WKIQ
- Eustis, Florida; United States;
- Broadcast area: Greater Orlando
- Frequency: 1240 kHz
- Branding: La Que Buena

Programming
- Format: Regional Mexican

Ownership
- Owner: Shanti Persaud; (Unity Broadcasting LLC);
- Sister stations: WLAA; WNTF; WOKB;

History
- First air date: 1955
- Former call signs: WEUS (CP, 1954); WLCO (1954–1982); WEUS (1982–1987); WLCF (1987–1989); WWLB (1989);

Technical information
- Licensing authority: FCC
- Facility ID: 29339
- Class: C
- Power: 790 watts unlimited
- Transmitter coordinates: 28°50′20″N 81°41′45.3″W﻿ / ﻿28.83889°N 81.695917°W
- Translator: 107.1 MHz W296DO (Eustis)

Links
- Public license information: Public file; LMS;

= WKIQ =

WKIQ (1240 AM) is a 790-watt radio station. Licensed to Eustis, Florida, United States, it serves the Orlando area. The station is owned by Shanti Persaud, through licensee Unity Broadcasting LLC, and is running a Regional Mexican format.

==History==
Between 1995 and 1998, WKIQ aired a mixture of local and syndicated talk programming, before a switch to satellite-fed classic country music took place in March 1998, just prior to the station being sold. News was provided by NBC Radio News at top of every hour during this period, with Florida's FRN News on the half hour.
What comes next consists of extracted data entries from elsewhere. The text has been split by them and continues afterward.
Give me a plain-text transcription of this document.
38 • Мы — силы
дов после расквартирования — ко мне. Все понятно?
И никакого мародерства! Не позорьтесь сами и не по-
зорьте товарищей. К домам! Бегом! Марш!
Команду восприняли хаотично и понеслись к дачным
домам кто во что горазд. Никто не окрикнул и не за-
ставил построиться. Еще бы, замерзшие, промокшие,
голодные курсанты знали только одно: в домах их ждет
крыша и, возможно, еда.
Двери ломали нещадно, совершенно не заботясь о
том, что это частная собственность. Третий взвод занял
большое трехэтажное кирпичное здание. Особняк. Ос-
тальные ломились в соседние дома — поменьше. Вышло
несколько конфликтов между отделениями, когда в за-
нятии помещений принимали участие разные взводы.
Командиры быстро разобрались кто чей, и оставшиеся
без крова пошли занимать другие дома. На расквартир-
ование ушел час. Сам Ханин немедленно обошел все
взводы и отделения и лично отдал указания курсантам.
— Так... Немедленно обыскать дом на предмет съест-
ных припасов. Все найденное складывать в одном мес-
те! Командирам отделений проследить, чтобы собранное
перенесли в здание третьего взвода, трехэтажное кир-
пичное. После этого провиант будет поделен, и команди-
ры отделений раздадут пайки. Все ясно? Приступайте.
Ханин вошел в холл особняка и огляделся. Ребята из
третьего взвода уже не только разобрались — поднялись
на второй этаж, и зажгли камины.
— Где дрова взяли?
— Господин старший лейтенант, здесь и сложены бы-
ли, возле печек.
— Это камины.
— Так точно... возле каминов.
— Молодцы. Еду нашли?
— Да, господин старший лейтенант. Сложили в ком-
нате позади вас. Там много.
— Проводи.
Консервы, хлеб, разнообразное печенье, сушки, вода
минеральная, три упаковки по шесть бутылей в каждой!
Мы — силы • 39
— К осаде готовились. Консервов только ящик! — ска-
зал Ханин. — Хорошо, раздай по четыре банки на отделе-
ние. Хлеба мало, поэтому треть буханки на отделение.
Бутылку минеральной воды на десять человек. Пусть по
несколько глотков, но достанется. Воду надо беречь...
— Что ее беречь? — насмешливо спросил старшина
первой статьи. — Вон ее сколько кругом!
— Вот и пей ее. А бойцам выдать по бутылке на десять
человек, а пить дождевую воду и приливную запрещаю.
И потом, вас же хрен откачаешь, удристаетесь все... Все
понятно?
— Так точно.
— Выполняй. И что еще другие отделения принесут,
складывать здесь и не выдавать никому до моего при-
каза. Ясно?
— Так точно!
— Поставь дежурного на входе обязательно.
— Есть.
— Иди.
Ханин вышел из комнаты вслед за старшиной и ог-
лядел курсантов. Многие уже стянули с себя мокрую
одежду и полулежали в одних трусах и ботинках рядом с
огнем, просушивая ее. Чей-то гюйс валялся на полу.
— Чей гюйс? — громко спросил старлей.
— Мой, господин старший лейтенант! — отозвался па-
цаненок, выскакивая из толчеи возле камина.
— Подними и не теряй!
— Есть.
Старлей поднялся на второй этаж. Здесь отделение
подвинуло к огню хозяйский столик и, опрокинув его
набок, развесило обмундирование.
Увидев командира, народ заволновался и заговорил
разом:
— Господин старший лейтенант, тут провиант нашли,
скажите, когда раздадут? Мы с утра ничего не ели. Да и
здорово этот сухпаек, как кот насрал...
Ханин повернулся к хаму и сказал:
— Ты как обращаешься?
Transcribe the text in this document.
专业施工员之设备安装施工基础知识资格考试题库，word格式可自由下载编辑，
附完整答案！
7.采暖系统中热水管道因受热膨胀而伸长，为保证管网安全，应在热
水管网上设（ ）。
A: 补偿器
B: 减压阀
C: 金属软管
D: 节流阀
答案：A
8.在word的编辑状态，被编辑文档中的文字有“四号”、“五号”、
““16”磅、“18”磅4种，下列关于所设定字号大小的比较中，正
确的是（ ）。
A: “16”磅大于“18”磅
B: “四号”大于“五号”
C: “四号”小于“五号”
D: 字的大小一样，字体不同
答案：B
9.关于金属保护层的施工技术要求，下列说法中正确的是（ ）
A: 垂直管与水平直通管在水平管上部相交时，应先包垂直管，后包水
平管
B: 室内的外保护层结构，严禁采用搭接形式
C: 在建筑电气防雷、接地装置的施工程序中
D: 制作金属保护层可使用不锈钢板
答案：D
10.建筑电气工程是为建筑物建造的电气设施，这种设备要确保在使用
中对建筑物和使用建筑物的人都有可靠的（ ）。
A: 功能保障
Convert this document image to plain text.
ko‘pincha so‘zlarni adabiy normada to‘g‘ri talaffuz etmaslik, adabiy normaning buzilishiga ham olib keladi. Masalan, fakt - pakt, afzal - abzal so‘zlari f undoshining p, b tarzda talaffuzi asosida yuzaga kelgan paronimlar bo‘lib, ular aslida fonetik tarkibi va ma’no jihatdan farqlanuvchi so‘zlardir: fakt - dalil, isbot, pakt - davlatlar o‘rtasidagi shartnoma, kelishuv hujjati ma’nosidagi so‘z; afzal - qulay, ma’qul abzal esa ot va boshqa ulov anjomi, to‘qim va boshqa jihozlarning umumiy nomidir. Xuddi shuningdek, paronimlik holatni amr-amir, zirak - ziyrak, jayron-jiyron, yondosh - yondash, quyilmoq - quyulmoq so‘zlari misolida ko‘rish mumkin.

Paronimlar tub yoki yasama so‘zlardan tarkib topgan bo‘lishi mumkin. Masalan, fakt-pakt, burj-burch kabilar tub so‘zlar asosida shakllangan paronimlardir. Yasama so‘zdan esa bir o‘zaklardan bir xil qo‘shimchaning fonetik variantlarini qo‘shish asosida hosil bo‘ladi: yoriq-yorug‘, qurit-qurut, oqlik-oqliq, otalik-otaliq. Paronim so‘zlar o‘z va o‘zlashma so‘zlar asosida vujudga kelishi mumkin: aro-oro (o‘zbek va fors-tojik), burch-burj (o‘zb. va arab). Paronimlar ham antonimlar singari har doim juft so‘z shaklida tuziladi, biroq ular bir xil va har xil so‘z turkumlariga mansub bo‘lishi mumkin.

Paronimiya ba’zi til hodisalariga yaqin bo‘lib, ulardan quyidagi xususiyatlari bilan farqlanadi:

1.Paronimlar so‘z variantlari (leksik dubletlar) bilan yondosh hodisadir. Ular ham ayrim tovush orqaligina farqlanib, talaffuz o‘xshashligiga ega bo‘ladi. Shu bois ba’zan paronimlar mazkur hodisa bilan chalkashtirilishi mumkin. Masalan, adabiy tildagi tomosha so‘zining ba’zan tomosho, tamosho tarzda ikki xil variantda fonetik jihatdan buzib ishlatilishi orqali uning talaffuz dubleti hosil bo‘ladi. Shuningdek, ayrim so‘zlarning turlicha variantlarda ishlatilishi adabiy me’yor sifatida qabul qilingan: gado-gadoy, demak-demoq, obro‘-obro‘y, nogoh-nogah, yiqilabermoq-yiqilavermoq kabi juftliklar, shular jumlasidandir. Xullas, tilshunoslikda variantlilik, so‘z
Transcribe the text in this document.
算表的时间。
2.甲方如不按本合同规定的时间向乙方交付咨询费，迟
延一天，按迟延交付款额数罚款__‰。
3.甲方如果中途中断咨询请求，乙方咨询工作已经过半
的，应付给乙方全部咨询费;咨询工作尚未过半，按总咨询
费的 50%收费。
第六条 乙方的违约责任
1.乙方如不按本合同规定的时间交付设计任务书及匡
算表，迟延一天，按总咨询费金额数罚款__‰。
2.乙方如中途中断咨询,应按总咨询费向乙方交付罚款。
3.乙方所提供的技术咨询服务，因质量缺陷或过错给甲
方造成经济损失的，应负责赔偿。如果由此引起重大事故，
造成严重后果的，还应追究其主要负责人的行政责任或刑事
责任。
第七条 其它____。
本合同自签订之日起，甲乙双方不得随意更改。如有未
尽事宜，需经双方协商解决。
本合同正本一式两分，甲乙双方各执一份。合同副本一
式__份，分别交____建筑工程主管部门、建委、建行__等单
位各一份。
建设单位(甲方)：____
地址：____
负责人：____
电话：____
Due to co-ownership by Gateway Broadcasting and Internet, WKIQ and WQBQ were sister stations between 1998 and 2003. WKIQ was silent for much time between 2003 and 2005, as the previous owner had declared bankruptcy and shuttered WKIQ and WQBQ.

Until December 2010 the station carried Sporting News Radio and had a local program called The Winning Drive which ran Monday to Friday from 4-6 p.m.

According to Federal Communications Commission filings in October 2017, the station tower collapsed during Hurricane Irma in September 2017 and the station resumed broadcasting in October 2017.

As of 2018, WKIQ broadcasts a Regional Mexican format under the name "La Nueva Que Buena", which was previously on WLAA.